A Matter of Trust

Photo curtesy of video recording by WTMJ-TV

Governor Evers says he isn’t planning to close schools this fall. Dan O’Donnell wants to know why anyone should believe him.

August 5, 2020

Guest perspective by Dan O’Donnell

Wisconsin got its clearest signal yet Monday that Governor Evers would close schools this fall: He said that he wouldn’t close schools this fall.

“There’s no secret plan out there,” he assured a WTMJ-TV reporter.

Given Evers’ track record, this can mean only one thing: There is most definitely a secret plan out there.  Such has been the manner in which the Governor has announced every major Coronavirus policy that it is only natural to assume that he is about to do the exact opposite of what he just promised.

Shelter-in-Place

In March, as the nation first began grappling with the pandemic and states began weighing the possibility of locking down, Evers was asked point-blank whether he was considering a shelter-in-place order.

“We do not have plans to shelter in place,” he said during a teleconference.  “We think what we have works and will continue to work.”

Three days later, Evers announced that a statewide shelter-in-place order would go into effect in 48 hours.

April Election

When he was asked whether he would try to postpone Wisconsin’s presidential primary and State Supreme Court election from its scheduled date of April 7th, he said definitively that he would not.

“Elections are important and there’s no guarantee if we delay it to June that we’re not facing the same thing, and by that time people should have been taking office,” he told WTMJ-AM.
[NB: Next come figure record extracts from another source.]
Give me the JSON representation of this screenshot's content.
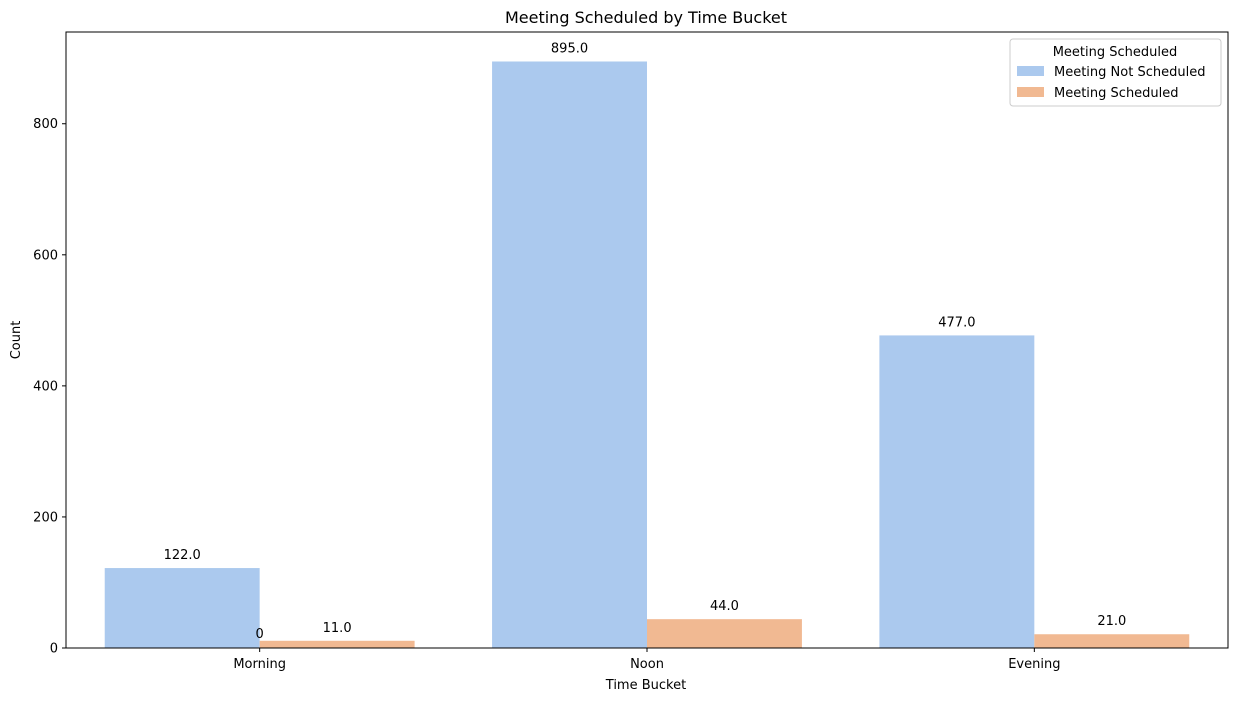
{
  "chart_data": {
    "type": "bar",
    "title": "Meeting Scheduled by Time Bucket",
    "xlabel": "Time Bucket",
    "ylabel": "Count",
    "categories": [
      "Morning",
      "Noon",
      "Evening"
    ],
    "series": [
      {
        "name": "Meeting Not Scheduled",
        "color": "#abc9ee",
        "values": [
          122,
          895,
          477
        ],
        "labels": [
          "122.0",
          "895.0",
          "477.0"
        ]
      },
      {
        "name": "Meeting Scheduled",
        "color": "#f1b992",
        "values": [
          11,
          44,
          21
        ],
        "labels": [
          "11.0",
          "44.0",
          "21.0"
        ]
      }
    ],
    "extra_annotation": "0",
    "ylim": [
      0,
      940
    ],
    "yticks": [
      0,
      200,
      400,
      600,
      800
    ],
    "grid": false,
    "legend": {
      "title": "Meeting Scheduled",
      "placement": "top-right"
    }
  }
}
He was even blunter to an Associated Press reporter.

“Moving this date is not going to solve the problem,” he said. “We could move it to June, it could be worse in June. It could be worse in May.”

In a conference call with reporters, he even promised that Wisconsin would not to follow Ohio’s lead and cancel the primary the day before.

“I encourage people not to compare us to Ohio and we certainly would not wait until the night before the election to make an historic decision like that,” he promised.

Technically, he was right.  He waited until four nights before the election to start calling for it to be postponed.

Times of crisis cry out for an honest, decisive, and above all capable leader.  Evers is anything but, hiding his true agenda behind a wall of dithering and lies.

“Yeah, it’s late in the game, there’s no question,” Evers said in a news conference announcing his sudden change of heart. “But it’s things that have been discussed before, people have had time to chew on it. I’m hopeful that common sense will prevail and we’ll be able to get some solutions to this.”

The election, of course, went on as scheduled, but Evers’ feckless flip-flopping ensured that it was far more chaotic than it needed to be.

Mask Mandate

Just four weeks ago, the Governor said that he would not issue a statewide mask mandate because it would not stand up to a legal challenge.

“I had an interesting call from a business leader just the other day [saying] ‘Please, please mandate the masks,” Evers said during a news conference.  “Our ability to thrive economically as a state is counting on this virus being handled appropriately and he asked me to do it and I talked to him about the possibilities of it being challenged in court, which is about 100 percent, and our chances of losing in the Supreme Court, which is very close to 100 percent, and he said ‘Do it anyway.’”

Naturally, within three weeks of saying that he wouldn’t (or, more accurately, couldn’t), Evers did.

Should it therefore be a surprise that his assurances that there is no secret plan to close schools are falling on deaf ears?  Evers has repeatedly proven that he can’t be taken at his word.

This doesn’t just speak volumes about his character as a person; it reveals everything this state needs to know about his competence as a leader.  His decisions are always arbitrary and the reasoning behind them is invariably capricious.

Times of crisis cry out for an honest, decisive, and above all capable leader.  Evers is anything but, hiding his true agenda behind a wall of dithering and lies.  How exactly can one inspire confidence in others when he doesn’t seem to have confidence in what he’s going to do tomorrow?

And, more significantly, how can he maintain trust in his leadership when his word simply can’t be trusted?